If scheduling a lunch seems too daunting, event planners have many other opportunities to present a few ideas to the CEO. Event planners, unlike personnel managers or accountants, are constantly rubbing shoulders with CEOs, chief operating officers and other head honchos at company events and the planning sessions that precede them. But many planners don’t use these meetings effectively.

Once you have an opportunity to say something, of course, it’s crucial to say all the right things. And saying the right things is far more important than using the right language, Ruth says.

“It’s not about language, but about the topics you cover and how you think about them,” she said. “You have to understand the overall direction and strategy of the company, and if you’re not paying attention, you will not be seen as anything other than an executor of tactics.”

Granted, some CEOs are more open to viewing events in a new light than others. Tech companies such as IBM and Cisco, which innovate for a living, are known for giving huge strategic responsibilities to their event planning staffs. These companies are also struggling to compete for a small pool of very valuable employees and customers, and are therefore forced to use events as a competitive edge.

Still, innovative meeting planners agree: Any good CEO always wants to hear new ideas that will help boost the bottom line.

“All it takes is for the executives to hear your ideas. They want to be surrounded by smart people,” Ruth said. “I am sure there are plenty of CEOs who are not interested in listening, but I have not run across them.” One+

DALIA FAHMY is a business freelancer based in New York.
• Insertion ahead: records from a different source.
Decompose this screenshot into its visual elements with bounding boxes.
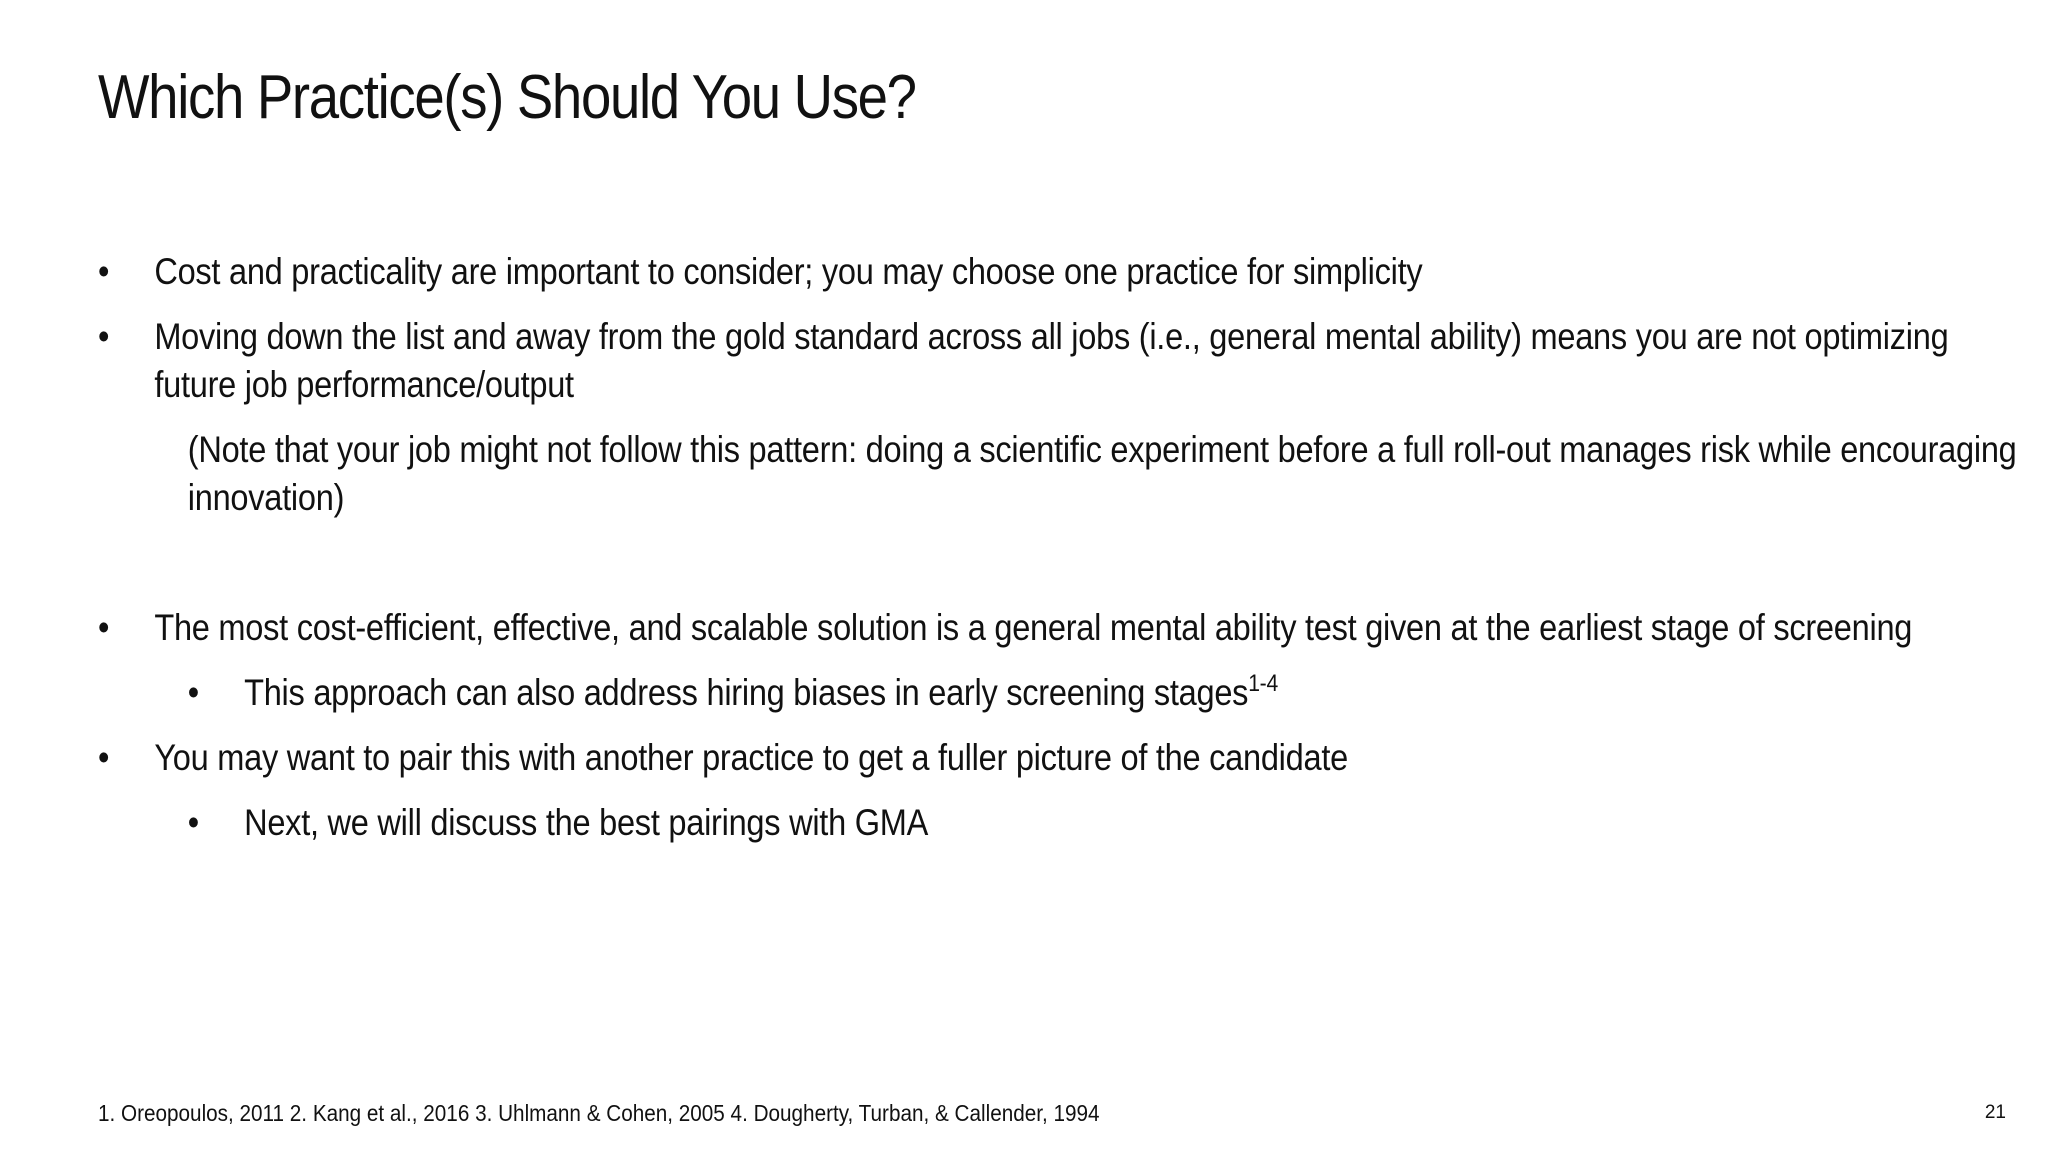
sub-bullet-item [98,669,2048,717]
bullet-text: You may want to pair this with another practice to get a fuller picture of the candidate [154,737,1348,778]
bullet-icon: • [98,737,110,778]
bullet-item [98,734,2002,782]
bullet-text: Cost and practicality are important to consider; you may choose one practice for simplicity [154,251,1423,292]
sub-bullet-text: Next, we will discuss the best pairings with GMA [244,802,929,843]
bullet-item [98,248,2002,296]
bullet-icon: • [98,316,110,357]
slide-title: Which Practice(s) Should You Use? [98,63,916,132]
bullet-text: Moving down the list and away from the gold standard across all jobs (i.e., general mental ability) means you are not optimizing future job performance/output [154,316,1949,405]
note-paragraph [98,426,2036,522]
sub-bullet-text [244,669,2048,717]
bullet-item [98,604,2002,652]
sub-bullet-item [98,799,2048,847]
page-number: 21 [1984,1102,2006,1123]
bullet-icon: • [98,607,110,648]
bullet-item [98,313,2002,409]
bullet-text: The most cost-efficient, effective, and scalable solution is a general mental ability test given at the earliest stage of screening [154,607,1913,648]
note-text: (Note that your job might not follow this pattern: doing a scientific experiment before a full roll-out manages risk while encouraging innovation) [187,429,2017,518]
bullet-icon: • [187,802,199,843]
sub-bullet-body: This approach can also address hiring biases in early screening stages [244,672,1249,713]
bullet-icon: • [98,251,110,292]
citation-superscript: 1-4 [1248,670,1278,697]
references-footer: 1. Oreopoulos, 2011 2. Kang et al., 2016 3. Uhlmann & Cohen, 2005 4. Dougherty, Turban, & Callender, 1994 [98,1100,1100,1126]
slide-body [98,248,2017,847]
bullet-icon: • [187,672,199,713]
Getting From Here To There
You don’t have to go to business school or memorize Jack Welch speeches to be heard by the C-suite. However, there is plenty of homework involved.
• Catch up with the latest trends in the event industry. Reading a magazine like this one is a good start, but it’s really about attending conferences and workshops held by industry leaders and networking with colleagues who have already made that switch from party planner to corporate strategist.
• Find a mentor. Especially young meeting planners, if they feel they are being assigned lots of hotel bookings, should find a more experienced professional who can help nurture their ambitions.
• Read books by business people who have found new and innovative corporate strategies. For example: Good to Great by Jim Collins; Setting the Table by Danny Meyer; The Wisdom of Crowds by James Surowiecki and The Tipping Point by Malcolm Gladwell.
• Listen at the meetings you attend and pay attention to the details. Find out how CEOs view their business, how they reach the conclusions about their business and how they word their concerns and vision.